According to three different economic models constructed by Moody’s Analytics, a President Trump reelection may become a reality.
Moody’s models measure presidential contests and predict whether the incumbent presidential candidate will win the popular vote in each state and the District of Columbia, and thus the necessary electoral college votes to win the election. This type of presidential election analysis began in the late 1970s by economist Ray Fair.
What sets apart the Moody’s Analytics models and their predecessors from similar efforts is a focus on regional economic growth to produce state-by-state projections of the Electoral College outcome.
This method of modeling has incorrectly predicted only one presidential election outcome since 1980. Interestingly enough, the single time it was inaccurate was in 2016 when it predicted a narrow victory for Democratic presidential nominee Hillary Clinton.
The projections are based on how consumers feel about their financial situations, stock market gains achieved under Trump and the prospects for unemployment.
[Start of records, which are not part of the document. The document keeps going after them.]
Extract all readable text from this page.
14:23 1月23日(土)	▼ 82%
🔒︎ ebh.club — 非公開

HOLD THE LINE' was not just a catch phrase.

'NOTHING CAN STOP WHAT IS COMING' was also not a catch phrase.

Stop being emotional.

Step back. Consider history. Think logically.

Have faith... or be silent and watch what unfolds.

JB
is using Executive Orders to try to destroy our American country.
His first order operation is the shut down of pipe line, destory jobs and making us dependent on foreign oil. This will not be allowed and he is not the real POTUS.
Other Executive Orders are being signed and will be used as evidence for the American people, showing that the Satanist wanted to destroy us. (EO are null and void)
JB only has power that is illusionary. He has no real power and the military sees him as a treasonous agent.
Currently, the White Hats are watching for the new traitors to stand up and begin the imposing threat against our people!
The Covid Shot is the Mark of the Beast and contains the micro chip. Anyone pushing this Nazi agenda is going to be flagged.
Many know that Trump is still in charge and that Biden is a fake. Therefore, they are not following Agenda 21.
Three different models found that Trump, who won by a 304-227 margin in the Electoral College in 2016, could easily surpass those results in 2020. Trump has the potential of winning either 289, 332 or 351 votes in the Electoral College over his eventual Democratic opponent.
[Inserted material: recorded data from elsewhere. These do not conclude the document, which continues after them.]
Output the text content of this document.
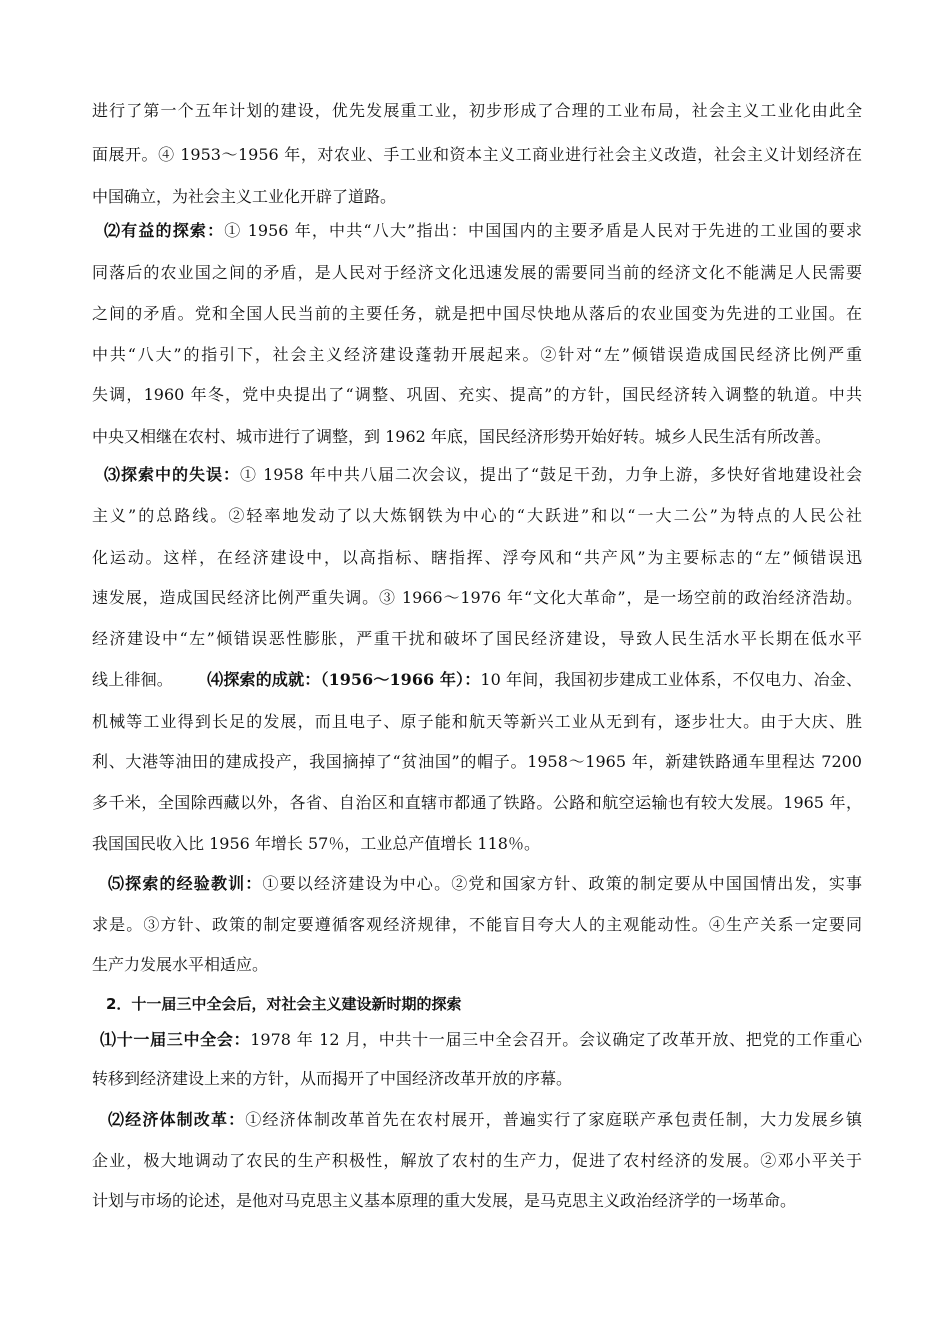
进行了第一个五年计划的建设，优先发展重工业，初步形成了合理的工业布局，社会主义工业化由此全
面展开。④ 1953～1956 年，对农业、手工业和资本主义工商业进行社会主义改造，社会主义计划经济在
中国确立，为社会主义工业化开辟了道路。
⑵有益的探索：① 1956 年，中共“八大”指出：中国国内的主要矛盾是人民对于先进的工业国的要求
同落后的农业国之间的矛盾，是人民对于经济文化迅速发展的需要同当前的经济文化不能满足人民需要
之间的矛盾。党和全国人民当前的主要任务，就是把中国尽快地从落后的农业国变为先进的工业国。在
中共“八大”的指引下，社会主义经济建设蓬勃开展起来。②针对“左”倾错误造成国民经济比例严重
失调，1960 年冬，党中央提出了“调整、巩固、充实、提高”的方针，国民经济转入调整的轨道。中共
中央又相继在农村、城市进行了调整，到 1962 年底，国民经济形势开始好转。城乡人民生活有所改善。
⑶探索中的失误：① 1958 年中共八届二次会议，提出了“鼓足干劲，力争上游，多快好省地建设社会
主义”的总路线。②轻率地发动了以大炼钢铁为中心的“大跃进”和以“一大二公”为特点的人民公社
化运动。这样，在经济建设中，以高指标、瞎指挥、浮夸风和“共产风”为主要标志的“左”倾错误迅
速发展，造成国民经济比例严重失调。③ 1966～1976 年“文化大革命”，是一场空前的政治经济浩劫。
经济建设中“左”倾错误恶性膨胀，严重干扰和破坏了国民经济建设，导致人民生活水平长期在低水平
线上徘徊。 ⑷探索的成就：（1956～1966 年）：10 年间，我国初步建成工业体系，不仅电力、冶金、
机械等工业得到长足的发展，而且电子、原子能和航天等新兴工业从无到有，逐步壮大。由于大庆、胜
利、大港等油田的建成投产，我国摘掉了“贫油国”的帽子。1958～1965 年，新建铁路通车里程达 7200
多千米，全国除西藏以外，各省、自治区和直辖市都通了铁路。公路和航空运输也有较大发展。1965 年，
我国国民收入比 1956 年增长 57％，工业总产值增长 118％。
⑸探索的经验教训：①要以经济建设为中心。②党和国家方针、政策的制定要从中国国情出发，实事
求是。③方针、政策的制定要遵循客观经济规律，不能盲目夸大人的主观能动性。④生产关系一定要同
生产力发展水平相适应。
2．十一届三中全会后，对社会主义建设新时期的探索
⑴十一届三中全会：1978 年 12 月，中共十一届三中全会召开。会议确定了改革开放、把党的工作重心
转移到经济建设上来的方针，从而揭开了中国经济改革开放的序幕。
⑵经济体制改革：①经济体制改革首先在农村展开，普遍实行了家庭联产承包责任制，大力发展乡镇
企业，极大地调动了农民的生产积极性，解放了农村的生产力，促进了农村经济的发展。②邓小平关于
计划与市场的论述，是他对马克思主义基本原理的重大发展，是马克思主义政治经济学的一场革命。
Of the three models, Trump fairs best under the “pocketbook” measure, the most economically driven of the three, which gauges how people feel about their finances. The welfare of the economy is Trump’s ticket to reelection says Mark Zandi, chief economist at Moody’s Analytics and co-author of the paper. “If the economy a year from now is the same as it is today, or roughly so, then the power of incumbency is strong and Trump’s election odds are very good, particularly if Democrats aren’t enthusiastic and don’t get out to vote …It’s about turnout.”
The key to Democrats walking away from the 2020 election with a victory is how many voters they can inspire to head to the ballot. While this report is very much in Trump’s favor, it also concludes that a historically high turnout would swing the favor in the Democrat’s direction, leading them to a narrow Democratic victory.
However, “If voters were to vote primarily on the basis of their pocketbooks,” the report continues, “the president would steamroll the competition. This shows the importance that prevailing economic sentiment at the household level could hold in the next election.”
The Trump administration will no-doubt take this Moody’s Analytics report as a welcome break in bad news. Trump, who is aware that the country’s economy will be either his saving grace or his downfall, has been using his economic achievements to attack the Democrats in the midst of a mounting impeachment investigation.
Last week, Trump continued to tweet placating (and inaccurate) distractions: “Only 25 percent want the President Impeached, which is pretty low considering the volume of Fake News coverage, but pretty high considering the fact that I did NOTHING wrong. It is all just a continuation of the greatest Scam and Witch Hunt in the history of our Country!” which he followed up with the statement “Impeached for what, having created the greatest Economy in the history of our Country, building our strongest ever Military, Cutting Taxes too much?”
While these models seem promising for Trump, there is no question that there are many passionate Democratic voters headed to the voting booth next year. Only time—and the economy—will tell who will enter (or re-enter) office in 2021.